The press release for Quatuor Bozzini’s new Aldo Clementi portrait disc alludes, in the form of a quote from the composer, to a peculiar sort of metamusical morbidity that was allegedly integral to his thinking. While his eldritch outlook is documented elsewhere as well, what is transmitted more clearly through this typically lucid Bozzini recording is an eccentric vitality.
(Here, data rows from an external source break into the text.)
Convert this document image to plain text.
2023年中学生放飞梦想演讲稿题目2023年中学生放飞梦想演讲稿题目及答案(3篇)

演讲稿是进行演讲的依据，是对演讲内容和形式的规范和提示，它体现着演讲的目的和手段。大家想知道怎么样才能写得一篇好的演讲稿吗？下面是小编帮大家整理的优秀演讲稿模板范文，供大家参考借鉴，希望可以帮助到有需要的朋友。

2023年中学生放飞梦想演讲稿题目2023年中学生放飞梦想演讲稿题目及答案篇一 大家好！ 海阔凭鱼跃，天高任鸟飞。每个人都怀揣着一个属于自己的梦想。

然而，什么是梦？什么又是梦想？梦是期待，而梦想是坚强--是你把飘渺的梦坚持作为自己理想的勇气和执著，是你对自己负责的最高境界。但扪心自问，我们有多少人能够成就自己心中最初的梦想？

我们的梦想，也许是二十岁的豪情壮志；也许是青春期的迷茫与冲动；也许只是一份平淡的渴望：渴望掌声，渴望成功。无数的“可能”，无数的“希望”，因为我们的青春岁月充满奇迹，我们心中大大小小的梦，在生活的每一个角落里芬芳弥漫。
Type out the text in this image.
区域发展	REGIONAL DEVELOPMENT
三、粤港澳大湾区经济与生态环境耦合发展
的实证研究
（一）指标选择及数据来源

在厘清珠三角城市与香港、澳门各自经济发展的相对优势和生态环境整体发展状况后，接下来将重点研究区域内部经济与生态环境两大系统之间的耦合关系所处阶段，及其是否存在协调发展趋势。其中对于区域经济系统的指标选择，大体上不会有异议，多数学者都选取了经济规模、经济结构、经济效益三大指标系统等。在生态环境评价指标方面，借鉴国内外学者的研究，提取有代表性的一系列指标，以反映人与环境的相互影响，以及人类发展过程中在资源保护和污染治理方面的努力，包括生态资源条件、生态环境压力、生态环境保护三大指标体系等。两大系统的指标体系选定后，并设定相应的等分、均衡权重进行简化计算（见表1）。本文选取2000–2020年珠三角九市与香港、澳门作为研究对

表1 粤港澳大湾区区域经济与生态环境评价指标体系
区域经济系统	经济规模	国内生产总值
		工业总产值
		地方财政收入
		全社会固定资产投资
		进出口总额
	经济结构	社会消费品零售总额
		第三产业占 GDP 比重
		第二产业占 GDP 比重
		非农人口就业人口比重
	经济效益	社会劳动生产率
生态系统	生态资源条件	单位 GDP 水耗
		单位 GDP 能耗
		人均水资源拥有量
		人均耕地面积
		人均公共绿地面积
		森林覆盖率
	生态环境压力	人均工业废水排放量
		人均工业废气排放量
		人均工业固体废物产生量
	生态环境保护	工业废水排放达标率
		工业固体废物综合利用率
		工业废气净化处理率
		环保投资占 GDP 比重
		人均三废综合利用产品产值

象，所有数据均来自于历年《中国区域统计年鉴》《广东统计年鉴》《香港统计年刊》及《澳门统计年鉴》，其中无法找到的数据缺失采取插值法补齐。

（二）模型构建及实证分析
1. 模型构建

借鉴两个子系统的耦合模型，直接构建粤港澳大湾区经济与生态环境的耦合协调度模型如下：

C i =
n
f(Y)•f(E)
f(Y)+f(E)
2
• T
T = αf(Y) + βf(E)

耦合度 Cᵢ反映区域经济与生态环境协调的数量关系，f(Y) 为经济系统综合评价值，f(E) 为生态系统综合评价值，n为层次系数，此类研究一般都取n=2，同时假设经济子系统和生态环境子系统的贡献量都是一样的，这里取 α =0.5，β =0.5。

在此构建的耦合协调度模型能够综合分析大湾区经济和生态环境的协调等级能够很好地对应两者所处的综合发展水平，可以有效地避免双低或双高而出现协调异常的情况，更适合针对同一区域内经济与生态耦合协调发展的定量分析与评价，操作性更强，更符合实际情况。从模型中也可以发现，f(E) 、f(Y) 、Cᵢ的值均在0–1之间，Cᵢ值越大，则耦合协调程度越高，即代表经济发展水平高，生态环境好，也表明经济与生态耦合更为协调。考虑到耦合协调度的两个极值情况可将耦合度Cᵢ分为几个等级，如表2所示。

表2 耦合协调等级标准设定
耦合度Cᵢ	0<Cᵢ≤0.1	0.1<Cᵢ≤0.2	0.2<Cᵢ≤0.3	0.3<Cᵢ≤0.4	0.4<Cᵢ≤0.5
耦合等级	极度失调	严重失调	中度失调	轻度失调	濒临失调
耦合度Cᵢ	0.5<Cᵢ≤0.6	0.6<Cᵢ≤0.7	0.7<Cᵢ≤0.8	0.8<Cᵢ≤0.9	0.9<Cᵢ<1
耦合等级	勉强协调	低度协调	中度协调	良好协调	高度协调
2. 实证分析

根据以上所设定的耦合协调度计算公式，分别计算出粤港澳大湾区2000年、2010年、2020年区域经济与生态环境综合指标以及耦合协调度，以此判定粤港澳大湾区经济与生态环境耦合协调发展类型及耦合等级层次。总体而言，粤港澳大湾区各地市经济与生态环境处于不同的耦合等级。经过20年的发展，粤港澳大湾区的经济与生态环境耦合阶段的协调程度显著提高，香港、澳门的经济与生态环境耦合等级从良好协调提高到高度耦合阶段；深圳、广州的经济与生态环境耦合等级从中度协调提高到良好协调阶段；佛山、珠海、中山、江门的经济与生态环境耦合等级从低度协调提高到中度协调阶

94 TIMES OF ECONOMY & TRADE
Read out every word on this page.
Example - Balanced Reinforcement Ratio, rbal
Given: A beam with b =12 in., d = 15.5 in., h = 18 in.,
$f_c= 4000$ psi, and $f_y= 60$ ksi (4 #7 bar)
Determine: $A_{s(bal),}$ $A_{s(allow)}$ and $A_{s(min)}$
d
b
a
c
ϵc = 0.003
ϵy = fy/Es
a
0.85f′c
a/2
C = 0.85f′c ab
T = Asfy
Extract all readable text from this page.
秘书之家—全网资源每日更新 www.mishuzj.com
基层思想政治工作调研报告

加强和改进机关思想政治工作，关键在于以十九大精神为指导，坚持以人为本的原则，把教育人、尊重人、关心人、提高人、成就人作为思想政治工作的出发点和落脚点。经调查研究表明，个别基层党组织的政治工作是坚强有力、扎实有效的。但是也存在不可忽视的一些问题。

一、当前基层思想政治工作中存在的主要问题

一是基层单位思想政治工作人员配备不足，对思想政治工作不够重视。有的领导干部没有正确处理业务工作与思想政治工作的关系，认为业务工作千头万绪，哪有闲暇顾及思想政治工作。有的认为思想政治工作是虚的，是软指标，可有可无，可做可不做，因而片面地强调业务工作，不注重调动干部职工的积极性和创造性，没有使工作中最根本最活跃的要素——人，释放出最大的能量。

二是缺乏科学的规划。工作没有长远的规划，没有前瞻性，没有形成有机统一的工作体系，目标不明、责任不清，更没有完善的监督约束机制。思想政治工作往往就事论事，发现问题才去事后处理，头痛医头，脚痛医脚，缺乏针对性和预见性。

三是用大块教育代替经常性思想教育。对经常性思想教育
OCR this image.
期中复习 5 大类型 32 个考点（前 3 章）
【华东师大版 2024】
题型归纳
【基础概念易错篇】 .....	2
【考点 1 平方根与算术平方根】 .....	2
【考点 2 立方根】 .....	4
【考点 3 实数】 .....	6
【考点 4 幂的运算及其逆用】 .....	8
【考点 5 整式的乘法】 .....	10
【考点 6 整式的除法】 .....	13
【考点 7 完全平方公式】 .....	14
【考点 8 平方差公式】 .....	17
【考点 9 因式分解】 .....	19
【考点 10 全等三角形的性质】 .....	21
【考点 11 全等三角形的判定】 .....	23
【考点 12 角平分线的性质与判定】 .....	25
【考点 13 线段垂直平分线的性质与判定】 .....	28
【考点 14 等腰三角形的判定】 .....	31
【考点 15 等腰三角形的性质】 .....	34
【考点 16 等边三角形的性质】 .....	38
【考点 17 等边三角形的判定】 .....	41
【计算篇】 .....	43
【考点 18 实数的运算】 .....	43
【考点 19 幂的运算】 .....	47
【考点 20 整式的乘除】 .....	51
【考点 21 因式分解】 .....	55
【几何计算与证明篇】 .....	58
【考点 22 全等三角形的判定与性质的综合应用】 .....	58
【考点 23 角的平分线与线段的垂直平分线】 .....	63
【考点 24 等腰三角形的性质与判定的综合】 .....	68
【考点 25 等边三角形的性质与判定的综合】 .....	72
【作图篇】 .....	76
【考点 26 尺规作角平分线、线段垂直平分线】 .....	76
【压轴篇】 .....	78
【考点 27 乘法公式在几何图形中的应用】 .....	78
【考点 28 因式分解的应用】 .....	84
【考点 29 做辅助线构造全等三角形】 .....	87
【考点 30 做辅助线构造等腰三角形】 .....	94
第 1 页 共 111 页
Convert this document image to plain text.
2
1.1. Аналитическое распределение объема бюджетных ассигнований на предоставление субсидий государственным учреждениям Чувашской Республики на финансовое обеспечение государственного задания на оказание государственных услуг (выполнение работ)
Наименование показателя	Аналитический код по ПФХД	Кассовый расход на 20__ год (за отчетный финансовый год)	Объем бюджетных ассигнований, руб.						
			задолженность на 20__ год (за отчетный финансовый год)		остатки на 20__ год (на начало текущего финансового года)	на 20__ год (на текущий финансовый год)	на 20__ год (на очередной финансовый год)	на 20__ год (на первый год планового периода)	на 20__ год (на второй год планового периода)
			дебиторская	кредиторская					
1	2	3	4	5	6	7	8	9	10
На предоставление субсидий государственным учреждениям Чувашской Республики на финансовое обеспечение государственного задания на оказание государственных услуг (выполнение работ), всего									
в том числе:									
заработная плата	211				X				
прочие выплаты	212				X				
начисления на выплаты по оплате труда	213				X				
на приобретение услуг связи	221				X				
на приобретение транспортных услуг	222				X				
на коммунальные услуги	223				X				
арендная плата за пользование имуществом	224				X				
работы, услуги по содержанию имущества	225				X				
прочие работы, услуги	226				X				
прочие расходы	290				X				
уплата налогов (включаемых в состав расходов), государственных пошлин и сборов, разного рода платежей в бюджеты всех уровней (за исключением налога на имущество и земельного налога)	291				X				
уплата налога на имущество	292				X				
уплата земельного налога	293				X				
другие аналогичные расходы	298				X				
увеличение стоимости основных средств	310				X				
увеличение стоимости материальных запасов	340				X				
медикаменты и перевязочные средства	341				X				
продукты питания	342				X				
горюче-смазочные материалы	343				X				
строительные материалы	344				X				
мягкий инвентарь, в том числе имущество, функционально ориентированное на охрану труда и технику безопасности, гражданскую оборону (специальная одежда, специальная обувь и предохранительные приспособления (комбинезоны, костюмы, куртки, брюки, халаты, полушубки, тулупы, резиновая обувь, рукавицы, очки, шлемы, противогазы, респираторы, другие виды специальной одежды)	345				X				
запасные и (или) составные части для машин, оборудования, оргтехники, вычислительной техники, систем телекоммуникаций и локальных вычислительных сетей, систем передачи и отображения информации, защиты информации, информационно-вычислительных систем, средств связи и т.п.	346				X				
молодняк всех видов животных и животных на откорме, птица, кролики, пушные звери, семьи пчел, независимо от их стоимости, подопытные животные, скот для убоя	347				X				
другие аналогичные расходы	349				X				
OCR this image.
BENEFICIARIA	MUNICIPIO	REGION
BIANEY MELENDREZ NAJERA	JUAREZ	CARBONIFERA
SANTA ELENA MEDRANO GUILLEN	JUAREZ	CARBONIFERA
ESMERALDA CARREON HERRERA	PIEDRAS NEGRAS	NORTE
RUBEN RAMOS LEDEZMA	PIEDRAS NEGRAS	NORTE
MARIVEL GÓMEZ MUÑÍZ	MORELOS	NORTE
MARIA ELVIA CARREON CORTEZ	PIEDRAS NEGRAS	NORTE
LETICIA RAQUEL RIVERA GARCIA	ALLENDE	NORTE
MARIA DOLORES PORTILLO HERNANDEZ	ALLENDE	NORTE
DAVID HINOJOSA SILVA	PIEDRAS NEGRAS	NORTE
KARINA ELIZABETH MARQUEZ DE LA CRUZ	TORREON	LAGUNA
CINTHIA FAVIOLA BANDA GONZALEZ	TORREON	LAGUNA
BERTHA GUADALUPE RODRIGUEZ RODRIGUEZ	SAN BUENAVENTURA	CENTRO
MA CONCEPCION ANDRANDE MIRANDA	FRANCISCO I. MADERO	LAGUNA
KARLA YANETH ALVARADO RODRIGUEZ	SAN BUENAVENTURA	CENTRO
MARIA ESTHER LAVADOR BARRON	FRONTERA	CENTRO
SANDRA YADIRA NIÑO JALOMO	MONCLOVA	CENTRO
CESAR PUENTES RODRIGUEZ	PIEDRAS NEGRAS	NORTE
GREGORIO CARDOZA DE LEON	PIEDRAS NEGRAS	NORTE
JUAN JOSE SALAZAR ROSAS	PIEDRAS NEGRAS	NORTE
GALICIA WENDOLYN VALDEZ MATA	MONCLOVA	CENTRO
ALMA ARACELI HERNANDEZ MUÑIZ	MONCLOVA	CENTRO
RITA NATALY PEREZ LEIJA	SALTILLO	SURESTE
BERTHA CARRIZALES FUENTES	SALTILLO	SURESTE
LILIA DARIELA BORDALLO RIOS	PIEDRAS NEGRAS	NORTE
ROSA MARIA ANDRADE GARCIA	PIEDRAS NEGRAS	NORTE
Contextualizing Clementi amidst other parallel composers is no simple task. A common trait of many twentieth-century works is that the music itself, by virtue of its compositional language, tends to instruct its audience in how to listen to it. Clementi’s music, on the other hand seems reticent to guide listeners toward its particular features—even its own flatness of perspective. It neither bombards the listener with stimuli, nor is precious about detail; yet all the while it’s exceedingly subtle and frequently rife with ideas. Its harmonic world is often tight and chromatic, but it’s devoid of the expressionist narrative gravity that suffused the work of many of Clementi’s contemporaries.
Reticolo (1968) offers different strata of interlocking activity that are woven closely together in a manner that obfuscates change, yet produces sufficient energy to drive the work’s full eight minutes. The most recent work on the disc, the eighteen-minute Momento (2005), carries a similar effect of folding in upon itself. Framed in a more luminous harmony, it operates from a slow, continuous base. This texture is periodically both thinned out into single instrumental voices and punctuated with accents. Over its course it reveals material that paradoxically feels as though it’s constantly changing, while remaining perpetually familiar. Eventually, this obscure process is channelled through a more sibilant timbre, saturated with odd, overtone-rich lustre.
Knowing Quatuor Bozzini’s repertoire, one can understand their attraction to Clementi’s singular vision. Their investment is palpable on this recording, and their impeccably clear, mostly vibratoless inflection flatters Clementi’s remote yet generous work.